Enjoying the gorgeous backdrop from the walls of Fort Lovrijena
You can also get a great view over the walled city by taking the Dubrovnik Cable Car up to Mount Srdj. (A round-trip tickets cost 108 Kuna, just over $15 USD as of September 2015. A one-way ticket is only 60 Kuna in case you wanted to make the hike either up or down the mountain yourself.)
Views of the walled city from Fort Lovrijena
If you visit both the fort and the city walls, you will get a small discount on whichever ticket you buy second. You can also purchase the Dubrovnik Card, which provides discounts to many locals attractions, valid for 1, 3, or 7 days. Since we were only visiting for a few hours, we didn’t bother with the tourist card, so we cannot vouch for it either way.
Placa Street – Dubrovnik’s main thoroughfare, as seen from the city walls
With our discount, the cost for walking along the city walls was 70 Kuna per person (just over $10 USD). We had read that the walls take a good hour or so to walk around and we wanted to go as close to sunset as possible. Because the entrance to the walls close an hour before sunset, we started our journey just ahead of that cutoff allowing for plenty of time for photos!
Views over the rooftops from the city walls
The wall is 6365 feet (1940 meters) in length encircling the entire city. It is said to be one of the most beautifully preserved medieval walls in the world.
A view from the wall of the wall
The walls are very narrow in parts and for this reason, there is only one direction in which you can walk. Despite how busy the town was, the walls weren’t too overly crowded, but I think that has more to do with the fact that is was just before closing time.

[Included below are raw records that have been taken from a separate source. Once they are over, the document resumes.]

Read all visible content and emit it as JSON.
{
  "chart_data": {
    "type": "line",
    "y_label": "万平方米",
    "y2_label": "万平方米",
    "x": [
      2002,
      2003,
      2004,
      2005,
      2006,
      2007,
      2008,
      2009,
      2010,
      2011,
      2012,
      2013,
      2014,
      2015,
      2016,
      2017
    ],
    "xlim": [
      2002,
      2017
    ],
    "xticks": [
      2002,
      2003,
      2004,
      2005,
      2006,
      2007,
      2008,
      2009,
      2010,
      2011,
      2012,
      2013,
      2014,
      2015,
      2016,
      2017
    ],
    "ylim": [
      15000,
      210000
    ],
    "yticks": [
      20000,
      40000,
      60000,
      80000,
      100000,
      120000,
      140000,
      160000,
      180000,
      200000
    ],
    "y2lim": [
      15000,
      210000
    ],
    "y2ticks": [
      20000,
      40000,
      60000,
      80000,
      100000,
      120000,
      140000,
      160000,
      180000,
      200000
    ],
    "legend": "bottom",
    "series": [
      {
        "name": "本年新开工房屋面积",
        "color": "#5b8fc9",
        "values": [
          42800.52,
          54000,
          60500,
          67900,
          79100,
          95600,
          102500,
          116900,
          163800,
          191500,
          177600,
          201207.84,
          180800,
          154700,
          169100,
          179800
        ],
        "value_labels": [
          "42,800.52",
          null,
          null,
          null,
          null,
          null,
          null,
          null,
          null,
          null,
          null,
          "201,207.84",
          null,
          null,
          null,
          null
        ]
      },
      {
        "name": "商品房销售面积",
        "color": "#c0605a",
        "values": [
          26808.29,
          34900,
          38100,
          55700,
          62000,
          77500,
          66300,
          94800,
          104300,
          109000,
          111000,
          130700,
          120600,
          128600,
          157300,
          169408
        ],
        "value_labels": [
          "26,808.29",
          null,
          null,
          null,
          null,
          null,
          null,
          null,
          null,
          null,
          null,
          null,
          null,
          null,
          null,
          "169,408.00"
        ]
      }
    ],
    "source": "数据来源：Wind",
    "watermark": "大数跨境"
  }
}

Fort Lovrijena and the city walls
We still came upon a few congested spots where we’d have to wait for other visitors to take their photos, but it was just as well, as we would take advantage of the pause and take a photo, too, or simply admire the surroundings!
Cafe Buza – A bar with an epic view, just outside the city walls
Prior to a devastating earthquake in 1667 which destroyed a large portion of the city, Dubrovnik rivaled Venice as one of the most significant maritime and mercantile centers of the Adriatic.
Love these shades of orange on the rooftops!
The city has obviously been rebuilt and now thrives on the tourism industry. It was toward the end of our walk on the city walls that I finally started to grow somewhat fond of this city.
Domed church roofs and the bell tower
Maybe it had to do with the lack of tourists on the wall just before closing time. Or possibly is was the soft glow coming from the sun just beyond the time-worn buildings and terracotta rooftops.
Just before sunset is a calm and beautiful time to walk the city walls
The best view over the Old City is from its walls
And though the sun had since dipped below the horizon, no one was kicking us off the wall quite yet. We captured one last shot of the wall, now completely free of tourists, and with Fort Lovrijena off to the right.
Dubrovnik City Walls and Fort Lovrijena
The Old City streets were now a little less crowded as the one cruise ship in port most probably sailed back out to sea.
Placa Street after sunset
And thus ends the tale of my love-hate relationship with Dubrovnik, a city I so desperately wanted to love. Sadly, I was again reminded why I did not, as we were elbowed and shoved getting onto an overcrowded bus to make our way back to our hotel. So, is Dubrovnik a charming city? Absolutely! IF you can tolerate the throngs of other people swarming through the cobblestone streets. We’re not saying you shouldn’t visit; you should just be prepared to share your experience with thousands of others… or visit in the off-season!
Have you been to Dubrovnik? What was your experience like?